Washington A sharp drop in the costs of gasoline and other energy products helped drive down wholesale prices in July by the largest amount in eight years.
With inflation low, Federal Reserve policy-makers will have more leeway to continue reducing interest rates in their effort to avert a recession when they meet Aug. 21, economists said.
The 0.9 percent plunge in July's wholesale prices, reported Friday by the Labor Department, came after a Fed survey of business conditions across the country that suggested the economy had stalled in June and July.
Against the backdrop of that gloomy report and the inflation news, some economists said they were not ruling out a half-point cut in interest rates in August, although many expect the Fed to opt for a more conservative quarter-point cut.
"The Fed has a free hand to do what is necessary to overcome the sluggishness in the economy ... a 50 basis-point cut would not be unreasonable," said economist Joel Naroff, president of Naroff Economic Advisors.
The bigger-than-expected slide in last month's Producer Price Index, which measures price pressures before they reach store shelves, followed a 0.4 percent decrease in June, and marked the largest decline in wholesale prices since August 1993.

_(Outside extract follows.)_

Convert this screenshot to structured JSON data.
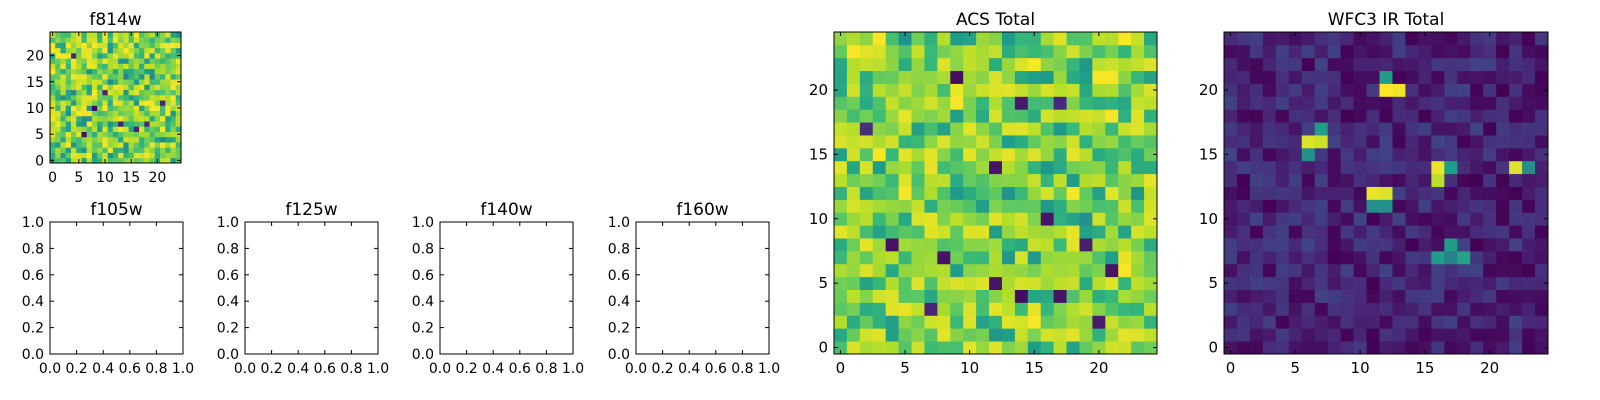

"The collapse in energy prices is good news for consumers and for producers and gives the Fed a lot of elbow room to keep lowering interest rates as needed," said Stuart Hoffman, chief economist at PNC Financial Services Group.
Excluding volatile energy and food prices, the "core" rate of inflation edged up 0.2 percent in July, following a tiny 0.1 percent gain. So far this year, core inflation has been rising at an annual rate of 1.7 percent, a bit faster than the 1.2 percent rate for the same period last year.
In July, all energy prices fell by 5.8 percent, the biggest drop since August 1989. That followed a 2.5 percent decline in June.
Gasoline prices last month posted a 17.7 percent decrease, the biggest drop in 15 years.